Baca berita dengan sedikit iklan, klik di sini

Arsip

Gagal Total Meredam Perkara

Gubernur Sumatera Utara Gatot Pujo Nugroho akhirnya menjadi tersangka kasus penyuapan hakim. Upaya Gatot meredam pengusutan korupsi dana bantuan sosial pun gagal total.

3 Agustus 2015 | 00.00 WIB

Image of Tempo
Perbesar

Baca berita dengan sedikit iklan, klik di sini

SENANDUNG merdu ayat-ayat Al-Quran tak meredakan kegelisahan Gubernur Sumatera Utara Gatot Pujo Nugroho. Ketika menghadiri pembukaan Musabaqah Tilawatil Quran di Kabupaten Asahan, Sumatera Utara, Selasa malam pekan lalu, sang Gubernur terusik informasi yang kala itu masih simpang-siur: dia dikabarkan menjadi tersangka.

Di tengah acara, Gatot pun menelepon kuasa hukumnya, Razman Nasution, yang malam itu berada di Jakarta. "Ini info dari mana? Kok, saya tidak dikabari? Tolong dicek," kata Razman menirukan Gatot ketika menceritakan kejadian malam itu, Kamis pekan lalu. Malam itu juga Gatot segera pulang ke rumah dinasnya di Medan.

Di Jakarta, kabar Gatot menjadi tersangka sebenarnya sudah beredar sejak sore hari. Namun Komisi Pemberantasan Korupsi tak mengumumkan status hukum Gatot lewat jumpa pers. Pelaksana tugas Wakil Ketua KPK, Indriyanto Seno Adji, hanya mengabarkan hal itu lewat pesan pendek. Katanya, dari gelar perkara suap hakim Pengadilan Tata Usaha Negara Medan, cukup bukti untuk menetapkan Gatot sebagai tersangka. Ternyata, pada hari yang sama, KPK juga menetapkan istri muda Gatot, Evi Susanti, sebagai tersangka.

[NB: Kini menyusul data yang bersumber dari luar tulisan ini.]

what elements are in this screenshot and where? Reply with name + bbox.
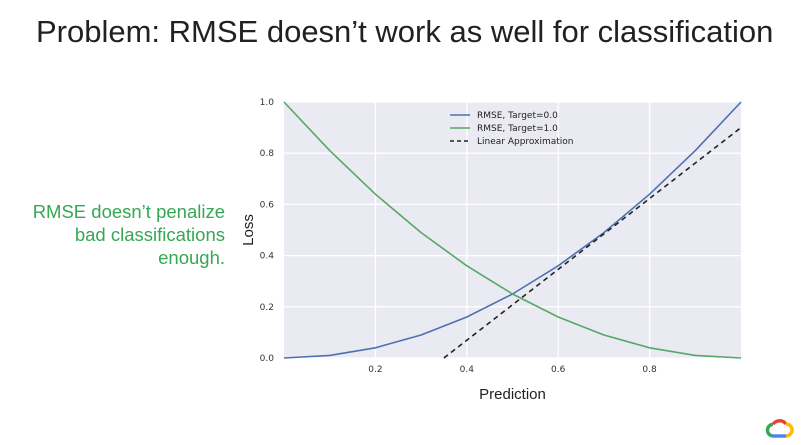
x-tick-label: 0.4 — [460, 365, 475, 375]
series-layer — [283, 101, 742, 359]
x-axis-label: Prediction — [479, 386, 546, 403]
slide-title: Problem: RMSE doesn’t work as well for c… — [36, 14, 774, 49]
side-note-line: bad classifications — [74, 224, 225, 245]
google-cloud-logo-icon — [765, 419, 794, 438]
y-axis-label: Loss — [240, 214, 257, 246]
plot-area — [284, 102, 741, 358]
y-tick-label: 0.8 — [260, 149, 275, 159]
y-tick-label: 1.0 — [260, 98, 275, 108]
x-tick-label: 0.2 — [368, 365, 382, 375]
legend-entry: Linear Approximation — [477, 137, 574, 147]
legend: RMSE, Target=0.0 RMSE, Target=1.0 Linear A… — [450, 111, 574, 147]
side-note: RMSE doesn’t penalize bad classification… — [5, 200, 225, 269]
y-tick-label: 0.4 — [260, 252, 275, 262]
y-tick-label: 0.6 — [260, 200, 275, 210]
side-note-line: enough. — [158, 247, 225, 268]
x-tick-label: 0.6 — [551, 365, 566, 375]
y-tick-label: 0.2 — [260, 303, 274, 313]
grid-lines — [284, 101, 741, 359]
rmse-target-1-line — [283, 101, 742, 359]
x-tick-label: 0.8 — [642, 365, 657, 375]
tick-labels: 0.2 0.4 0.6 0.8 0.0 0.2 0.4 0.6 0.8 1.0 — [260, 98, 657, 375]
y-tick-label: 0.0 — [260, 354, 275, 364]
side-note-line: RMSE doesn’t penalize — [32, 201, 225, 222]
legend-entry: RMSE, Target=1.0 — [477, 124, 558, 134]
legend-entry: RMSE, Target=0.0 — [477, 111, 558, 121]
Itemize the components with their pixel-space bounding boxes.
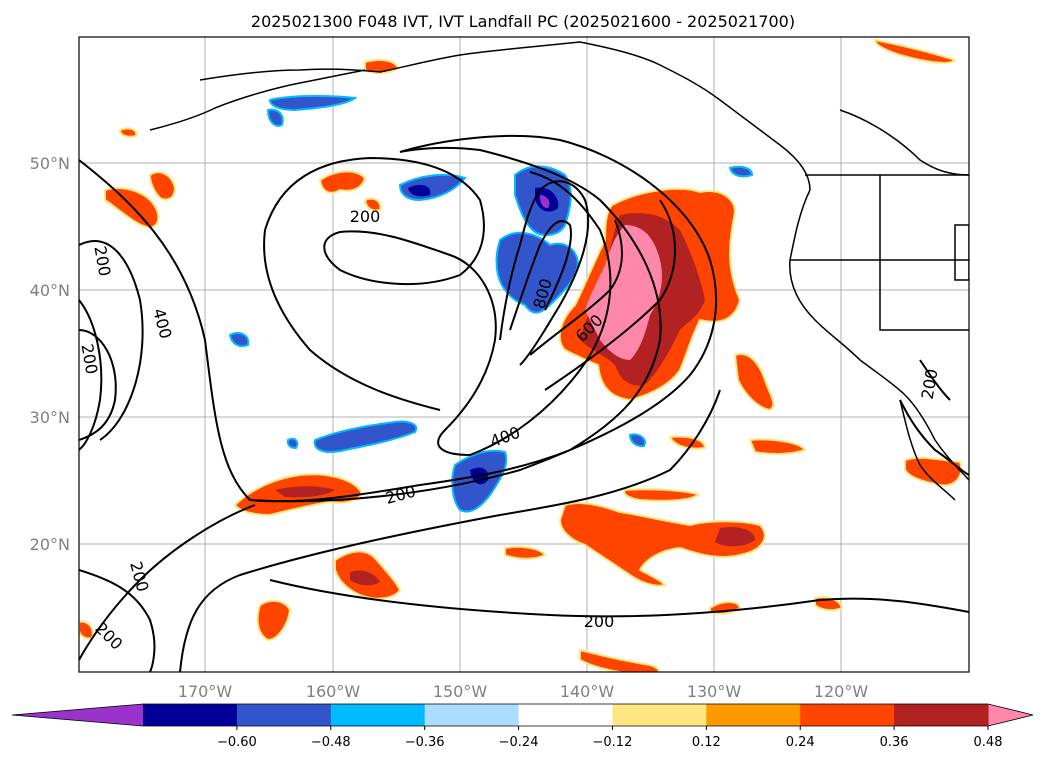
lon-tick-label: 130°W	[687, 682, 742, 701]
colorbar-segment	[800, 704, 895, 726]
lat-tick-label: 50°N	[30, 154, 70, 173]
colorbar-tick-label: −0.60	[217, 735, 257, 750]
map-frame	[78, 36, 970, 673]
colorbar-segment	[612, 704, 707, 726]
colorbar-tick-label: 0.36	[880, 735, 909, 750]
colorbar-segment	[518, 704, 613, 726]
colorbar-segment	[424, 704, 520, 726]
lat-tick-label: 30°N	[30, 408, 70, 427]
coastlines	[149, 41, 969, 501]
gridlines	[79, 37, 969, 672]
colorbar-tick-label: −0.24	[499, 735, 539, 750]
lon-tick-label: 120°W	[814, 682, 869, 701]
colorbar-segment	[894, 704, 989, 726]
longitude-axis: 170°W 160°W 150°W 140°W 130°W 120°W	[178, 682, 869, 701]
colorbar-extend-low	[12, 704, 143, 726]
lat-tick-label: 20°N	[30, 535, 70, 554]
colorbar-tick-label: 0.12	[692, 735, 721, 750]
lon-tick-label: 160°W	[306, 682, 361, 701]
lat-tick-label: 40°N	[30, 281, 70, 300]
latitude-axis: 50°N 40°N 30°N 20°N	[30, 154, 70, 554]
colorbar-segment	[236, 704, 332, 726]
colorbar-segment	[143, 704, 238, 726]
contour-label: 200	[350, 207, 381, 226]
colorbar-tick-label: −0.36	[405, 735, 445, 750]
colorbar-segment	[330, 704, 426, 726]
contour-label: 200	[584, 612, 615, 631]
map-area	[79, 37, 969, 672]
colorbar-tick-label: −0.48	[311, 735, 351, 750]
lon-tick-label: 170°W	[178, 682, 233, 701]
map-content	[79, 37, 969, 672]
colorbar-tick-label: 0.48	[974, 735, 1003, 750]
lon-tick-label: 140°W	[560, 682, 615, 701]
lon-tick-label: 150°W	[433, 682, 488, 701]
colorbar-tick-label: 0.24	[786, 735, 815, 750]
figure-title: 2025021300 F048 IVT, IVT Landfall PC (20…	[251, 12, 795, 31]
colorbar: −0.60 −0.48 −0.36 −0.24 −0.12 0.12 0.24 0.36 0.4…	[11, 703, 1034, 750]
colorbar-segment	[706, 704, 801, 726]
colorbar-extend-high	[988, 704, 1033, 726]
colorbar-outline	[11, 703, 1034, 727]
ivt-contours	[79, 134, 969, 672]
colorbar-tick-label: −0.12	[593, 735, 633, 750]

Kasus suap terhadap hakim PTUN Medan itu terungkap setelah penyidik KPK menangkap tangan pengacara Muhamad Yagari Bhastara alias Geri ketika ia menyerahkan uang suap kepada hakim Tripeni Irianto Putro pada 9 Juli lalu. Dari ruang kerja Tripeni, penyidik KPK menemukan uang US$ 15 ribu dan Sin$ 5.000. Pada hari yang sama, KPK menangkap dua hakim, Darmawan Ginting dan Amir Fauzi, serta seorang panitera, Syamsir Yusfan. Lima hari kemudian, KPK menetapkan pengacara senior Otto Cornelis Kaligis—atasan Geri yang juga pengacara keluarga Gatot—sebagai tersangka.

* * * *

Dugaan bancakan dana bantuan sosial (bansos) telah lama menjadi pergunjingan di Sumatera Utara. Sejumlah pejabat teras Pemerintah Provinsi Sumatera Utara menuturkan, Gubernur Gatot pun gerah oleh pergunjingan itu. Karena itu, ketika Kejaksaan Tinggi Sumatera Utara mengeluarkan surat perintah penyelidikan dugaan korupsi dana bantuan sosial pada 16 Maret 2015, Gatot mencoba meredamnya.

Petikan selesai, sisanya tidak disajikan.